Naomi Klein’s book This Changes Everything: Capitalism vs. the Climate has been called the bible of the climate justice movement. It cuts straight to the chase in identifying capitalism as the principal culprit of climate change, through stories from the global movement that widely uses the slogan “system change, not climate change.” Klein also notes that the ‘capitalist patriarchy’ is subordinating women’s bodies and the earth. In her new book No Is Not Enough, Klein takes on the catastrophic decisions President Trump is making on global climate progress by denying that climate change exists and by infamously pulling out of the acclaimed 2015 Paris climate accord. Yet, despite the setbacks caused by Trump, Klein explains that the climate movement is stepping up and fighting hard against the dangerous impacts that climate change policy will have on the interlinked issues of race, gender and economic inequality under Trump’s administration. Photo credit: Democracy Now!

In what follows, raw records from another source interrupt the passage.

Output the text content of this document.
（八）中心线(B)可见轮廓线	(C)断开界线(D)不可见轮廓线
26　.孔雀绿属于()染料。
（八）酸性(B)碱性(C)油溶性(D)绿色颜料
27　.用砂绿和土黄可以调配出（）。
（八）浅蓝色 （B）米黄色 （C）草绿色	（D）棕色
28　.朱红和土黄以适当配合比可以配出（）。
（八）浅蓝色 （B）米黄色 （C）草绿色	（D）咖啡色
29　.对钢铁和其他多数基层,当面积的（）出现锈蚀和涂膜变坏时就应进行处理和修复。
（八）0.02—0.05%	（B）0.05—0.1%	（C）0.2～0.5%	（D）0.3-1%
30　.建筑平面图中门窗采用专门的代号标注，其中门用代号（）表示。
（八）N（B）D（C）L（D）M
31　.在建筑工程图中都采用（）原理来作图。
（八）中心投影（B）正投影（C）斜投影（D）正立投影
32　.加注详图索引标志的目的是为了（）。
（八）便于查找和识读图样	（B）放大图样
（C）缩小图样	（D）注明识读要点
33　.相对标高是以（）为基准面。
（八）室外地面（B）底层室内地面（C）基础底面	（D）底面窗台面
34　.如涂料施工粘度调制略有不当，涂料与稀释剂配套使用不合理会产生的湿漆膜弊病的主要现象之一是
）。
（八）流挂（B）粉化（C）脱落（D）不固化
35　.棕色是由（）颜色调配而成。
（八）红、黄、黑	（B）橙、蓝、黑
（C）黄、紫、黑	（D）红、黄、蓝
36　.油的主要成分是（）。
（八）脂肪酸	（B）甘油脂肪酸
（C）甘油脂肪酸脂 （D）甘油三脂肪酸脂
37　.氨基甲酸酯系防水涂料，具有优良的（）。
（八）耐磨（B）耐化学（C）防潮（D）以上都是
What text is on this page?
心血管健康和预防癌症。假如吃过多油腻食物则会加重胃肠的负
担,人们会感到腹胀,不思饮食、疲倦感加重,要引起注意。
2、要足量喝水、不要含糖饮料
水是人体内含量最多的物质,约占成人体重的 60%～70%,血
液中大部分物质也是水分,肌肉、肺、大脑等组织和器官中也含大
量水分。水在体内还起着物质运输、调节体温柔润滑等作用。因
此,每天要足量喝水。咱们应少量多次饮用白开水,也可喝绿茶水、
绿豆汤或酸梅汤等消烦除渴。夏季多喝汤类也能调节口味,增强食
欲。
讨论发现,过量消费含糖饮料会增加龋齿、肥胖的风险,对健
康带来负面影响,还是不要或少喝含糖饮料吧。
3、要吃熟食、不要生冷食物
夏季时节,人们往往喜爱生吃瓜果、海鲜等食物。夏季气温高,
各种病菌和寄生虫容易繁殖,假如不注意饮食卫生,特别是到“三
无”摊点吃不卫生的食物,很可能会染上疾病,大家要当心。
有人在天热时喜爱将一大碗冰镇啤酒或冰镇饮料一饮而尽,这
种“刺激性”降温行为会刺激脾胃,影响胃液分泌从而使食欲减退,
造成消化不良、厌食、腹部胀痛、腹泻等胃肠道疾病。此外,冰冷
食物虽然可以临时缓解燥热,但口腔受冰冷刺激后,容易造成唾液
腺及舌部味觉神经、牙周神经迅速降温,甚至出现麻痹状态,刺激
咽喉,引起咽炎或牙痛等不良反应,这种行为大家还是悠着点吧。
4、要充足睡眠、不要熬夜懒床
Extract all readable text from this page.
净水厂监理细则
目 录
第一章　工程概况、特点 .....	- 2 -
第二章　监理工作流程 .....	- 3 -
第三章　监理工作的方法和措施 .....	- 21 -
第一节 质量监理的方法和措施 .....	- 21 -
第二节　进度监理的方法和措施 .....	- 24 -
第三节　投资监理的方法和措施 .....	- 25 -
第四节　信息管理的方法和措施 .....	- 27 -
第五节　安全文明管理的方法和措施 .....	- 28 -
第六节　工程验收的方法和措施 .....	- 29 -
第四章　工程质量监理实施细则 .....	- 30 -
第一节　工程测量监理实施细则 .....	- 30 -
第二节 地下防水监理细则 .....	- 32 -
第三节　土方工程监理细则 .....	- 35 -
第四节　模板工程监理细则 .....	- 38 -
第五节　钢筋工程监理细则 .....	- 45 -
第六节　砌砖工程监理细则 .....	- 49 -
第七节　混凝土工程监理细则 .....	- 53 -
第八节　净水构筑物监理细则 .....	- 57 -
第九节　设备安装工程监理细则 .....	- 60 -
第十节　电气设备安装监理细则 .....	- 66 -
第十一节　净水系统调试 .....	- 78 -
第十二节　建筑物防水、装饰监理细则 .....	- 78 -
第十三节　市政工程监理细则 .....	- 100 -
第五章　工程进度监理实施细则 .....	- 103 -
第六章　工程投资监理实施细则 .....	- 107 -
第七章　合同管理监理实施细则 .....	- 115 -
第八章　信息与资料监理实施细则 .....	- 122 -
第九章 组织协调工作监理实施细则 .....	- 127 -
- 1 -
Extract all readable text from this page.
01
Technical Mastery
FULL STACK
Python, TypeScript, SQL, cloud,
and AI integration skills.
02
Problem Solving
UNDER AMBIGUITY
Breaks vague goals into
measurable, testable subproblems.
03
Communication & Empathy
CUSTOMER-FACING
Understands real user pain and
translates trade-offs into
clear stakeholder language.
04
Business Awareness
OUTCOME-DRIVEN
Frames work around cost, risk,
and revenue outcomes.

Mrs. Hadizatou Ebiliki and women in her community are breaking down gender barriers and building climate-resilient income streams via sewing. Recurrent droughts, inconsistent rainfall and climate change are impacting the stability of Niger’s economy, forcing people to migrate and look for alternative sources of income. Sewing provides one such alternative livelihood. Women like 16-year-old Halima Ousseïni are able to acquire skills to hold a stable sewing job, unthreatened by the climate crisis. The collective of 40 women have influenced a growing trend of sewing collectives in the region. Photo credit: Julie Teng/UNDP Niger
In Greece 48 women’s cooperatives are challenging neoliberalism with an environmentally conscious degrowth economy. The popularity of women’s cooperatives rose when many women lost their jobs during the disastrous economic crisis. The success of these cooperatives comes from a wider support for traditional products that can be linked directly to local land and communities. Women produce and pack traditional Greek delicacies themselves, such as orange jam. Kolektivas is the name of a network of larger cooperatives at the city level where women are also taking leading roles. Photo credit: womensassociations.gr
Helena Norberg-Hodge, founder of organizations such as Local Futures and the Global Ecovillage Network, is a vocal global advocate for localization of economies to truly meet the needs of people and planet. She demands a world that values wellness and sustainability over profit, a term she has coined ‘the economics of happiness’. This Guardian article profiles her life and invaluable contributions to movements for new economy, sustainable living, wellbeing and a just transition to renewable systems.